3. Frequencies and Antenna
Band
Frequency Range
Status
SHF
4200 MHz to 4400 MHz
Currently used
UHF
1600 MHz to 1660 MHz
Previously used — obsolete
Antenna characteristics:
Flush-mounted horn antenna — transmits downward
Conical/elliptical beam — wide enough to allow some portion to travel vertically even at pitch angles of ±30° and roll angles of ±60°
Height determined from the shortest path to ground — always the vertical path
Transmission is continuous → separate transmit and receive antennas are required (to avoid interference)
Radiated power: ~1 watt
4. Basic Indicator
Fig 20.2 — Basic Radio Altimeter Indicator. Source p.265
Height Scale
The scale is logarithmic: expanded from 0–500 ft, then non-linear from 500–2500 ft.
Pressed: height pointer swings to a known pre-set altitude (confidence check)
Turned: selects the reference Low Altitude Index (decision height marker)
Low Height Warning
Warning light illuminates if the aircraft flies below the pre-selected height. An alert tone sounds with increasing loudness from approximately 100 ft above the decision height setting, then ceases suddenly at the DH.
5. EFIS Indicators
Boeing Style — EFIS Display
Fig 20.3 — EFIS Indicator, Boeing style. Source p.266
Boeing digital/analogue display behaviour:
Above 1000 ft: digital read-out only (white)
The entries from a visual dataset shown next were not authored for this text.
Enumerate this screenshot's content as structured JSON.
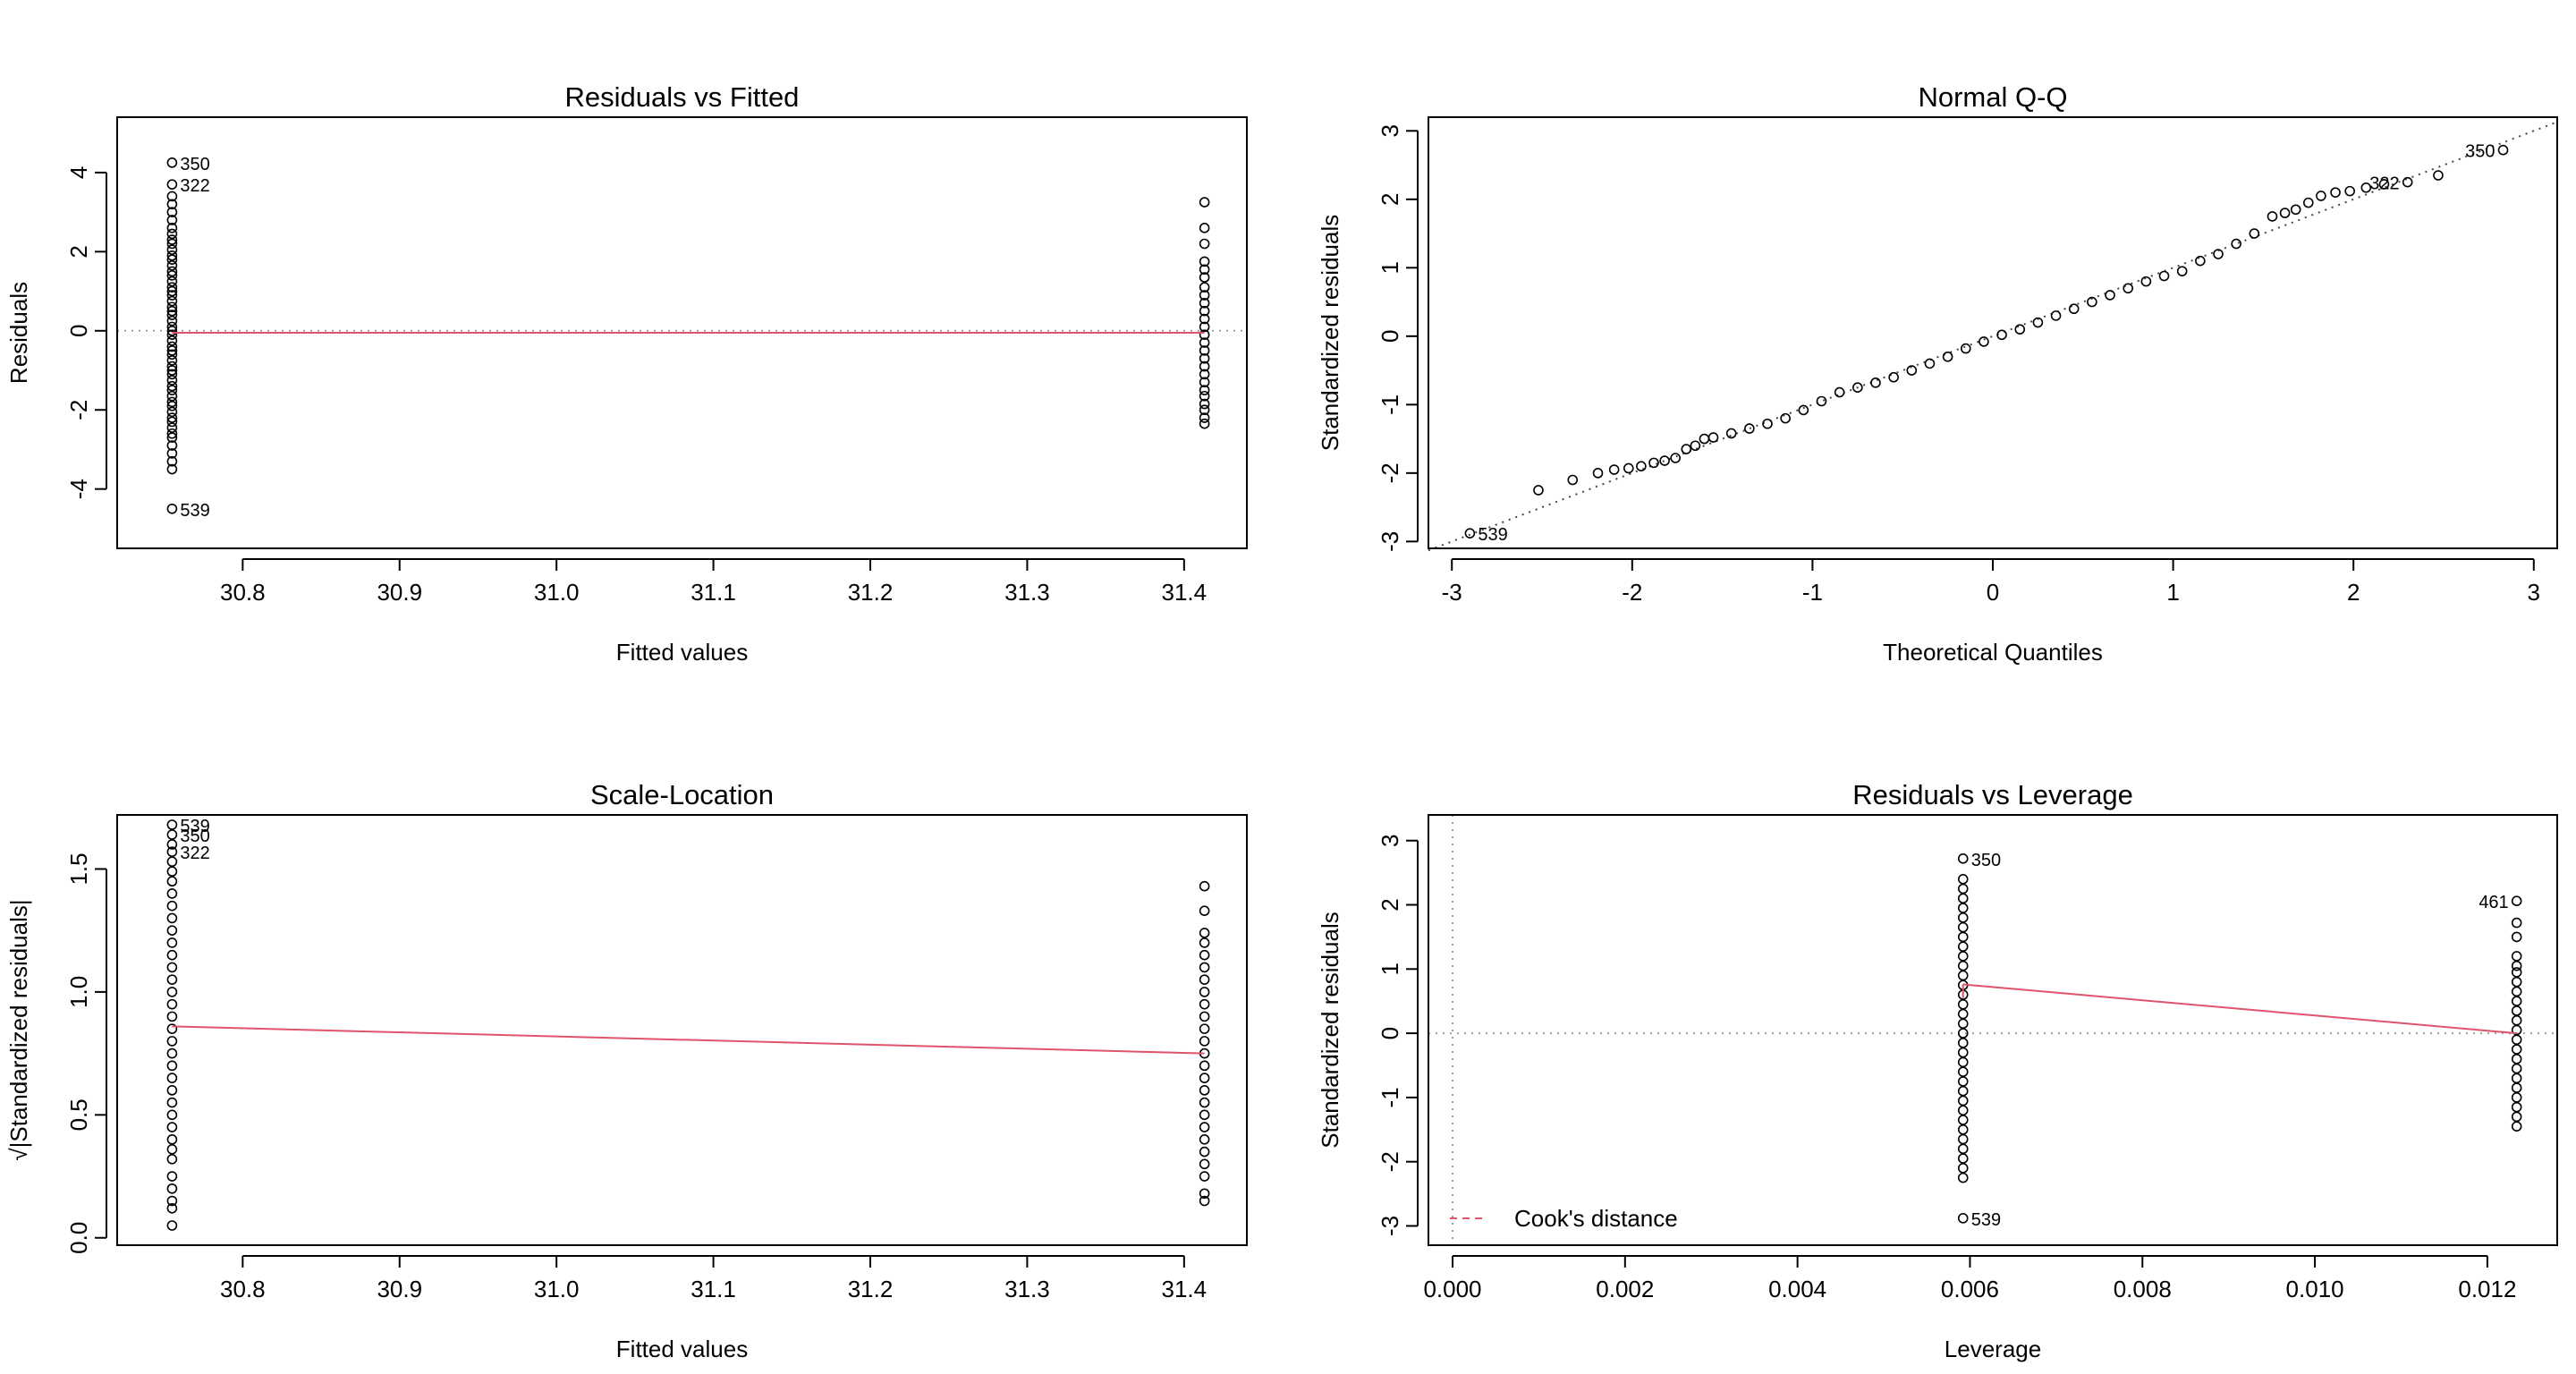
{
  "colors": {
    "axis": "#000000",
    "points": "#000000",
    "smooth": "#DF536B",
    "reference": "#9E9E9E",
    "cook": "#DF536B"
  },
  "chart_data": [
    {
      "id": "rvf",
      "type": "scatter",
      "title": "Residuals vs Fitted",
      "xlabel": "Fitted values",
      "ylabel": "Residuals",
      "xlim": [
        30.72,
        31.44
      ],
      "ylim": [
        -5.5,
        5.4
      ],
      "xticks": [
        30.8,
        30.9,
        31.0,
        31.1,
        31.2,
        31.3,
        31.4
      ],
      "xtick_labels": [
        "30.8",
        "30.9",
        "31.0",
        "31.1",
        "31.2",
        "31.3",
        "31.4"
      ],
      "yticks": [
        -4,
        -2,
        0,
        2,
        4
      ],
      "ytick_labels": [
        "-4",
        "-2",
        "0",
        "2",
        "4"
      ],
      "x_groups": [
        {
          "x": 30.755,
          "values": [
            -4.5,
            -3.5,
            -3.3,
            -3.1,
            -2.9,
            -2.7,
            -2.6,
            -2.45,
            -2.3,
            -2.2,
            -2.05,
            -1.9,
            -1.8,
            -1.65,
            -1.5,
            -1.4,
            -1.25,
            -1.1,
            -1.0,
            -0.9,
            -0.75,
            -0.6,
            -0.5,
            -0.4,
            -0.25,
            -0.1,
            0.0,
            0.1,
            0.25,
            0.4,
            0.5,
            0.6,
            0.75,
            0.9,
            1.0,
            1.1,
            1.25,
            1.4,
            1.5,
            1.65,
            1.8,
            1.9,
            2.05,
            2.2,
            2.3,
            2.45,
            2.6,
            2.8,
            3.0,
            3.2,
            3.4,
            3.7,
            4.25
          ]
        },
        {
          "x": 31.413,
          "values": [
            -2.35,
            -2.2,
            -2.0,
            -1.85,
            -1.65,
            -1.5,
            -1.3,
            -1.1,
            -0.9,
            -0.7,
            -0.5,
            -0.3,
            -0.1,
            0.1,
            0.3,
            0.5,
            0.7,
            0.9,
            1.1,
            1.35,
            1.55,
            1.75,
            2.2,
            2.6,
            3.25
          ]
        }
      ],
      "smooth": [
        [
          30.755,
          -0.05
        ],
        [
          31.413,
          -0.05
        ]
      ],
      "ref_hline": 0,
      "labels": [
        {
          "text": "350",
          "x": 30.755,
          "y": 4.25
        },
        {
          "text": "322",
          "x": 30.755,
          "y": 3.7
        },
        {
          "text": "539",
          "x": 30.755,
          "y": -4.5
        }
      ]
    },
    {
      "id": "qq",
      "type": "scatter",
      "title": "Normal Q-Q",
      "xlabel": "Theoretical Quantiles",
      "ylabel": "Standardized residuals",
      "xlim": [
        -3.13,
        3.13
      ],
      "ylim": [
        -3.1,
        3.2
      ],
      "xticks": [
        -3,
        -2,
        -1,
        0,
        1,
        2,
        3
      ],
      "xtick_labels": [
        "-3",
        "-2",
        "-1",
        "0",
        "1",
        "2",
        "3"
      ],
      "yticks": [
        -3,
        -2,
        -1,
        0,
        1,
        2,
        3
      ],
      "ytick_labels": [
        "-3",
        "-2",
        "-1",
        "0",
        "1",
        "2",
        "3"
      ],
      "qq_points": [
        [
          -2.9,
          -2.88
        ],
        [
          -2.52,
          -2.25
        ],
        [
          -2.33,
          -2.1
        ],
        [
          -2.19,
          -2.0
        ],
        [
          -2.1,
          -1.95
        ],
        [
          -2.02,
          -1.93
        ],
        [
          -1.95,
          -1.9
        ],
        [
          -1.88,
          -1.85
        ],
        [
          -1.82,
          -1.82
        ],
        [
          -1.76,
          -1.78
        ],
        [
          -1.7,
          -1.65
        ],
        [
          -1.65,
          -1.6
        ],
        [
          -1.6,
          -1.5
        ],
        [
          -1.55,
          -1.48
        ],
        [
          -1.45,
          -1.42
        ],
        [
          -1.35,
          -1.35
        ],
        [
          -1.25,
          -1.28
        ],
        [
          -1.15,
          -1.2
        ],
        [
          -1.05,
          -1.08
        ],
        [
          -0.95,
          -0.95
        ],
        [
          -0.85,
          -0.82
        ],
        [
          -0.75,
          -0.75
        ],
        [
          -0.65,
          -0.68
        ],
        [
          -0.55,
          -0.6
        ],
        [
          -0.45,
          -0.5
        ],
        [
          -0.35,
          -0.4
        ],
        [
          -0.25,
          -0.3
        ],
        [
          -0.15,
          -0.18
        ],
        [
          -0.05,
          -0.08
        ],
        [
          0.05,
          0.02
        ],
        [
          0.15,
          0.1
        ],
        [
          0.25,
          0.2
        ],
        [
          0.35,
          0.3
        ],
        [
          0.45,
          0.4
        ],
        [
          0.55,
          0.5
        ],
        [
          0.65,
          0.6
        ],
        [
          0.75,
          0.7
        ],
        [
          0.85,
          0.8
        ],
        [
          0.95,
          0.88
        ],
        [
          1.05,
          0.95
        ],
        [
          1.15,
          1.1
        ],
        [
          1.25,
          1.2
        ],
        [
          1.35,
          1.35
        ],
        [
          1.45,
          1.5
        ],
        [
          1.55,
          1.75
        ],
        [
          1.62,
          1.8
        ],
        [
          1.68,
          1.85
        ],
        [
          1.75,
          1.95
        ],
        [
          1.82,
          2.05
        ],
        [
          1.9,
          2.1
        ],
        [
          1.98,
          2.12
        ],
        [
          2.07,
          2.17
        ],
        [
          2.17,
          2.22
        ],
        [
          2.3,
          2.25
        ],
        [
          2.47,
          2.35
        ],
        [
          2.83,
          2.72
        ]
      ],
      "ref_line": {
        "slope": 1.0,
        "intercept": 0.0
      },
      "labels": [
        {
          "text": "350",
          "x": 2.83,
          "y": 2.72,
          "side": "left"
        },
        {
          "text": "322",
          "x": 2.3,
          "y": 2.25,
          "side": "left"
        },
        {
          "text": "539",
          "x": -2.9,
          "y": -2.88,
          "side": "right"
        }
      ]
    },
    {
      "id": "sl",
      "type": "scatter",
      "title": "Scale-Location",
      "xlabel": "Fitted values",
      "ylabel": "√|Standardized residuals|",
      "xlim": [
        30.72,
        31.44
      ],
      "ylim": [
        -0.03,
        1.72
      ],
      "xticks": [
        30.8,
        30.9,
        31.0,
        31.1,
        31.2,
        31.3,
        31.4
      ],
      "xtick_labels": [
        "30.8",
        "30.9",
        "31.0",
        "31.1",
        "31.2",
        "31.3",
        "31.4"
      ],
      "yticks": [
        0.0,
        0.5,
        1.0,
        1.5
      ],
      "ytick_labels": [
        "0.0",
        "0.5",
        "1.0",
        "1.5"
      ],
      "x_groups": [
        {
          "x": 30.755,
          "values": [
            0.05,
            0.12,
            0.15,
            0.2,
            0.25,
            0.32,
            0.36,
            0.4,
            0.45,
            0.5,
            0.55,
            0.6,
            0.65,
            0.7,
            0.75,
            0.8,
            0.85,
            0.9,
            0.95,
            1.0,
            1.05,
            1.1,
            1.15,
            1.2,
            1.25,
            1.3,
            1.35,
            1.4,
            1.45,
            1.49,
            1.53,
            1.57,
            1.6,
            1.64,
            1.68
          ]
        },
        {
          "x": 31.413,
          "values": [
            0.15,
            0.18,
            0.25,
            0.3,
            0.35,
            0.4,
            0.45,
            0.5,
            0.55,
            0.6,
            0.65,
            0.7,
            0.75,
            0.8,
            0.85,
            0.9,
            0.95,
            1.0,
            1.05,
            1.1,
            1.15,
            1.2,
            1.24,
            1.33,
            1.43
          ]
        }
      ],
      "smooth": [
        [
          30.755,
          0.86
        ],
        [
          31.413,
          0.75
        ]
      ],
      "labels": [
        {
          "text": "539",
          "x": 30.755,
          "y": 1.68
        },
        {
          "text": "350",
          "x": 30.755,
          "y": 1.64
        },
        {
          "text": "322",
          "x": 30.755,
          "y": 1.57
        }
      ]
    },
    {
      "id": "rvl",
      "type": "scatter",
      "title": "Residuals vs Leverage",
      "xlabel": "Leverage",
      "ylabel": "Standardized residuals",
      "xlim": [
        -0.00028,
        0.01281
      ],
      "ylim": [
        -3.3,
        3.4
      ],
      "xticks": [
        0.0,
        0.002,
        0.004,
        0.006,
        0.008,
        0.01,
        0.012
      ],
      "xtick_labels": [
        "0.000",
        "0.002",
        "0.004",
        "0.006",
        "0.008",
        "0.010",
        "0.012"
      ],
      "yticks": [
        -3,
        -2,
        -1,
        0,
        1,
        2,
        3
      ],
      "ytick_labels": [
        "-3",
        "-2",
        "-1",
        "0",
        "1",
        "2",
        "3"
      ],
      "x_groups": [
        {
          "x": 0.00592,
          "values": [
            -2.88,
            -2.25,
            -2.1,
            -1.95,
            -1.8,
            -1.65,
            -1.5,
            -1.35,
            -1.2,
            -1.05,
            -0.9,
            -0.75,
            -0.6,
            -0.45,
            -0.3,
            -0.15,
            0.0,
            0.15,
            0.3,
            0.45,
            0.6,
            0.75,
            0.9,
            1.05,
            1.2,
            1.35,
            1.5,
            1.65,
            1.8,
            1.95,
            2.1,
            2.25,
            2.4,
            2.72
          ]
        },
        {
          "x": 0.01234,
          "values": [
            -1.45,
            -1.3,
            -1.15,
            -1.0,
            -0.85,
            -0.7,
            -0.55,
            -0.4,
            -0.25,
            -0.1,
            0.05,
            0.2,
            0.35,
            0.5,
            0.65,
            0.8,
            0.95,
            1.05,
            1.2,
            1.5,
            1.72,
            2.06
          ]
        }
      ],
      "smooth": [
        [
          0.00592,
          0.76
        ],
        [
          0.01234,
          0.0
        ]
      ],
      "smooth_extra": [
        [
          0.00592,
          0.55
        ],
        [
          0.00592,
          0.76
        ]
      ],
      "ref_hline": 0,
      "ref_vline": 0,
      "labels": [
        {
          "text": "350",
          "x": 0.00592,
          "y": 2.72,
          "side": "right"
        },
        {
          "text": "539",
          "x": 0.00592,
          "y": -2.88,
          "side": "right"
        },
        {
          "text": "461",
          "x": 0.01234,
          "y": 2.06,
          "side": "left"
        }
      ],
      "legend": {
        "label": "Cook's distance",
        "position": "bottom-left",
        "line": "dashed"
      }
    }
  ]
}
Below 1000 ft: pictorial altimeter dial drawn alongside digital read-out; icon shrinks in size as height decreases
As DH is approached: colour changes from white → flashing amber
Additionally, the Radio Altimeter desensitises the autopilot and flight director response to the ILS glidepath in the latter stages of an approach.
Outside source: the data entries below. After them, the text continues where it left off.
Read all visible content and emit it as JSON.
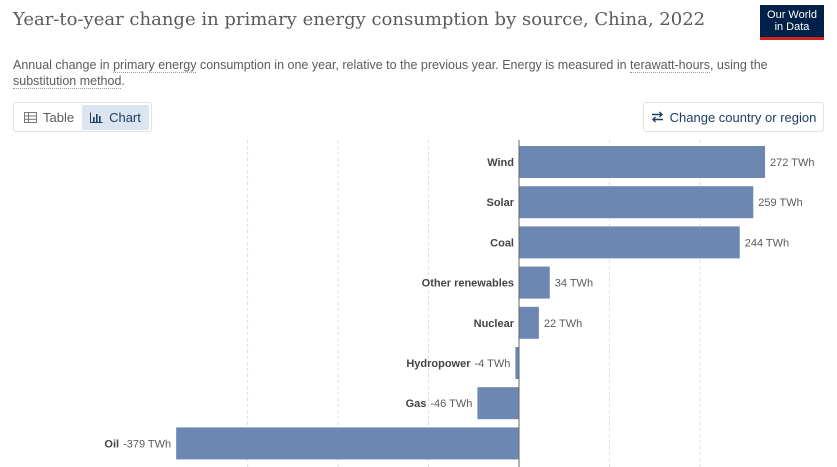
{
  "header": {
    "title": "Year-to-year change in primary energy consumption by source, China, 2022",
    "subtitle_parts": [
      "Annual change in ",
      "primary energy",
      " consumption in one year, relative to the previous year. Energy is measured in ",
      "terawatt-hours",
      ", using the ",
      "substitution method",
      "."
    ],
    "logo_line1": "Our World",
    "logo_line2": "in Data"
  },
  "controls": {
    "table_label": "Table",
    "chart_label": "Chart",
    "change_label": "Change country or region"
  },
  "colors": {
    "bar": "#6d87b3",
    "axis": "#666666",
    "grid": "#dddddd"
  },
  "chart_data": {
    "type": "bar",
    "orientation": "horizontal",
    "unit": "TWh",
    "title": "Year-to-year change in primary energy consumption by source, China, 2022",
    "categories": [
      "Wind",
      "Solar",
      "Coal",
      "Other renewables",
      "Nuclear",
      "Hydropower",
      "Gas",
      "Oil"
    ],
    "values": [
      272,
      259,
      244,
      34,
      22,
      -4,
      -46,
      -379
    ],
    "value_labels": [
      "272 TWh",
      "259 TWh",
      "244 TWh",
      "34 TWh",
      "22 TWh",
      "-4 TWh",
      "-46 TWh",
      "-379 TWh"
    ],
    "xlim": [
      -400,
      300
    ],
    "gridlines": [
      -300,
      -200,
      -100,
      0,
      100,
      200
    ],
    "grid": true
  }
}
Airbus Style — EFIS Display
Fig 20.4/20.5 — EFIS Indicator, Airbus style (A300). Source p.267
Airbus (A300 style):
Height indication at the base of the EADI/PFD attitude display
Above DH: green numbers
Below DH: amber, slightly bigger numbers
Enhanced by a voice warning system giving aural height callouts at significant heights (as agreed by manufacturer and airline)
6. Range and Accuracy
Radio Altimeter Performance:
Range: 0 to 2500 ft AGL
Overall accuracy: ± 3% of indicated height OR ± 1 ft — whichever is the greater
Error contributors: Doppler shift, step error in digital counting circuits, height lag
The radio altimeter must indicate zero height AGL as the main wheels touch down. In practice, the design target is ±1 ft accuracy.
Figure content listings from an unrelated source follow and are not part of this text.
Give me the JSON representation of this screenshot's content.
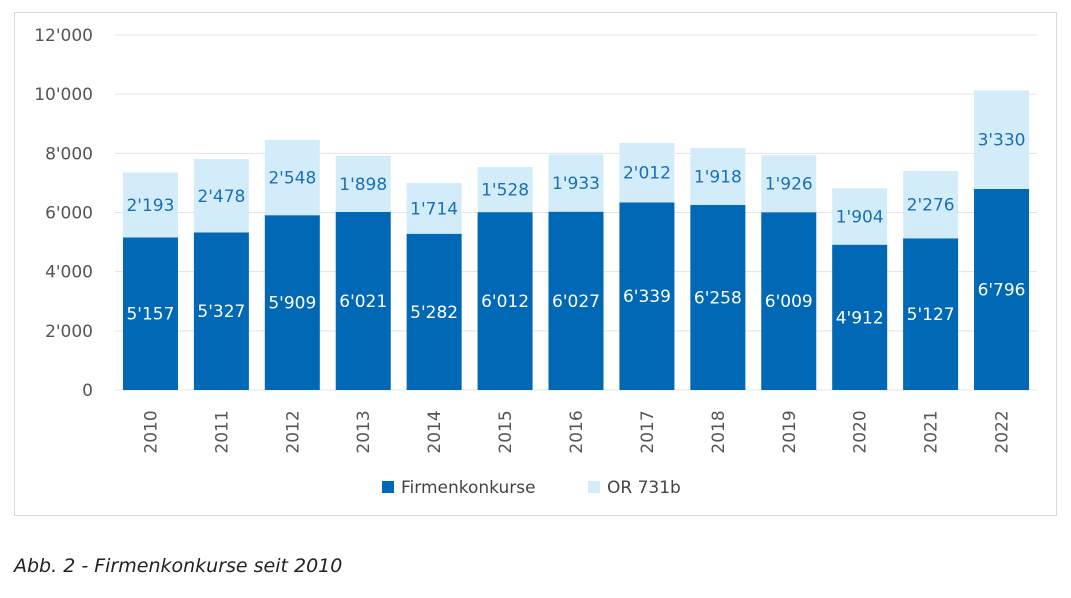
{
  "caption": "Abb. 2 - Firmenkonkurse seit 2010",
  "colors": {
    "firmenkonkurse": "#0068b4",
    "or731b": "#d3ecfa",
    "grid": "#e3e3e3",
    "label_top": "#1a6fb5"
  },
  "chart_data": {
    "type": "bar",
    "stacked": true,
    "categories": [
      "2010",
      "2011",
      "2012",
      "2013",
      "2014",
      "2015",
      "2016",
      "2017",
      "2018",
      "2019",
      "2020",
      "2021",
      "2022"
    ],
    "series": [
      {
        "name": "Firmenkonkurse",
        "values": [
          5157,
          5327,
          5909,
          6021,
          5282,
          6012,
          6027,
          6339,
          6258,
          6009,
          4912,
          5127,
          6796
        ],
        "labels": [
          "5'157",
          "5'327",
          "5'909",
          "6'021",
          "5'282",
          "6'012",
          "6'027",
          "6'339",
          "6'258",
          "6'009",
          "4'912",
          "5'127",
          "6'796"
        ]
      },
      {
        "name": "OR 731b",
        "values": [
          2193,
          2478,
          2548,
          1898,
          1714,
          1528,
          1933,
          2012,
          1918,
          1926,
          1904,
          2276,
          3330
        ],
        "labels": [
          "2'193",
          "2'478",
          "2'548",
          "1'898",
          "1'714",
          "1'528",
          "1'933",
          "2'012",
          "1'918",
          "1'926",
          "1'904",
          "2'276",
          "3'330"
        ]
      }
    ],
    "ylim": [
      0,
      12000
    ],
    "yticks": [
      0,
      2000,
      4000,
      6000,
      8000,
      10000,
      12000
    ],
    "ytick_labels": [
      "0",
      "2'000",
      "4'000",
      "6'000",
      "8'000",
      "10'000",
      "12'000"
    ],
    "grid": true,
    "legend_position": "bottom"
  }
}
Two sources of installation offset that must be compensated:
Residual Height — height difference between the antennas on the fuselage and the bottom of the trailing main wheels on the approach to touchdown. Varies with aircraft weight and oleo compression.
Cable run length — distance between avionics bay and antenna on the underside of the fuselage. On a B747 this may be up to 100 ft of cable; on a small corporate jet as little as 6 ft. Compensation is applied × 2 (Tx to antenna AND Rx from antenna).
Why the RA may read negative on the ground: The equipment is calibrated to read zero when the main wheels first touch the runway (trailing wheel attitude). When parked level on the ground, the antenna is below its calibrated position relative to the landing attitude — so the RA may show a small negative altitude. The B747, with its multi-wheel trailing assembly, typically reads −8 ft on the ground.
8. Key Facts Summary
Parameter
Value
Modulation type
FMCW (Frequency Modulated Continuous Wave)
Frequency (current)
4200–4400 MHz (SHF band)
Frequency sweep
±50 MHz, 300 sweeps/second
Transmission power
~1 watt
Operating range
0–2500 ft AGL
Accuracy
±3% or ±1 ft (whichever greater)
Beam coverage
±30° pitch, ±60° roll
Mask activation
Above 2500 ft, fault, or switched off
Scale type
Logarithmic (0–500 ft expanded, 500–2500 ft non-linear)
B747 on-ground reading
Typically −8 ft
Key system it supports
GPWS, Autoland (ILS/MLS), EFIS
Important connection: The Radio Altimeter is a major component of GPWS. It provides the crucial height AGL and rate-of-change-of-height inputs that GPWS needs to generate terrain proximity warnings.